Blessed John Paul II called on all Christians to discover ways "to contemplate the face of God" in ourselves, our neighbours, our families and communities, schools and parishes, and especially the ones who are poor and at risk - "and to start afresh from Christ." He challenged us to launch out into the deep waters of society, learning anew how to follow Jesus in our time and place. He outlined three steps:
• Contemplation ( contemplatio) seeking the presence of Christ in every aspect of life.
• Communion ( communio) learning to live in deep communion with others - human and divine.
• Mission ( missio) creating connections to share that experience of communion with others in Christ-like love.
If we refer to the story of the road to Emmaus found in St Luke's Gospel (24:13-35), we gain insight into what the pilgrimage journey to Christian holiness (grace) entails.
Two men were walking on the road to Emmaus. They were sad and disappointed as their master, in whom they had placed their hopes, had been crucified. Now their dreams and hopes were shattered: "We were hoping that he was the one who was going to rescue Israel." Then Jesus comes and walks with them, explaining the Scriptures, and in so doing the Scriptural message on the meaning of life becomes clear to them, and the darkness becomes light."
Similarly with us, it is in contemplating Jesus that we can learn about how the dark aspects of life can be transformed into light and hope.

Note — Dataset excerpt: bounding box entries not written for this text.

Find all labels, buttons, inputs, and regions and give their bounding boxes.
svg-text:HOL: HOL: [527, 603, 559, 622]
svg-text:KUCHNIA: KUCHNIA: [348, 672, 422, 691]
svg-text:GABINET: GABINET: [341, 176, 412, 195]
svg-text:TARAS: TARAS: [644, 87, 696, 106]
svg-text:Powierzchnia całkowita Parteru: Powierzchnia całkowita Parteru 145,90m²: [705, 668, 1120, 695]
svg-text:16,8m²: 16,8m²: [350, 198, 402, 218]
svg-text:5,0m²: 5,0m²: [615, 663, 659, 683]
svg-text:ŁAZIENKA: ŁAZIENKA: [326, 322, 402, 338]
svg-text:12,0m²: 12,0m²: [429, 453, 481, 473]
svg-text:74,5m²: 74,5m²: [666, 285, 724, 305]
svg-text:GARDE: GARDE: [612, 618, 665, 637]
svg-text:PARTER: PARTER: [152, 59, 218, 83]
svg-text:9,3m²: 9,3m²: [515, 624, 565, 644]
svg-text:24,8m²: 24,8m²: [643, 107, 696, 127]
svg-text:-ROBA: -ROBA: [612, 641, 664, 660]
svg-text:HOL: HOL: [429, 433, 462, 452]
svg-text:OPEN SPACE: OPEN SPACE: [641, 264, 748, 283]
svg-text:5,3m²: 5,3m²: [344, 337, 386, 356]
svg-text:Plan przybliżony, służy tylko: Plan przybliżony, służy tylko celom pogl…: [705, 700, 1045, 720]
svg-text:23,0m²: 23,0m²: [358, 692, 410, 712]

The Gospel account reveals the courtesy of Jesus who makes as if to go on. He does not force himself upon people, but rather awaits an invitation to enter our lives. For God has given to all of us the world's most precious gift, namely free will. It is for us to use it to invite Christ into our hearts, to receive the grace of God.
After Jesus in St Luke's account accepts the invitation to stay and share a meal, it is then at the breaking of the bread that he is recognised for who is he, the saviour and redeemer.
In the sharing of the Eucharistic meal, we also can share Christ sacramentally, and find communion. The Gospel story also tells how the two men, when they received their own joy, hastened to share it.
The Christian message is never fully ours until we have shared it with others. It has been said that true friendship only begins when people share a common memory and can say to each other, "Do you remember?" Each of us in the parish community experiences fellowship with other parishioners who share similar experiences and memories of Jesus.
Christian discipleship today is a daily pilgrimage, leading to Christian holiness. We may not undertake a physical journey to Emmaus but rather a journey of faith by remaining true to Christ and continuing to love our neighbours and family in the midst of everyday life. This love is revealed in small but significant gestures daily tasks at home, the care of the sick, or a word of encouragement to those who struggle. Like pilgrims, by noticing the difficulties and struggles of others, we can use each moment as an opportunity to respond with a Christ-like love that can lead to greater Christian holiness.
As the Statement of Conclusions put it in 1998: "This common labour is before all else a co-operation with the Grace of the Holy Spirit, each one praying for the wisdom always to give first consideration to the honour of God and the salvation of souls, and begging for the strength needed for the task of building up the Body of Christ, so that all efforts may bear abundant fruit for the mission of the Church in Australia and beyond."
Father Dennis Byrnes is a priest of the Lismore Diocese, NSW, who comes from Port Macquarie.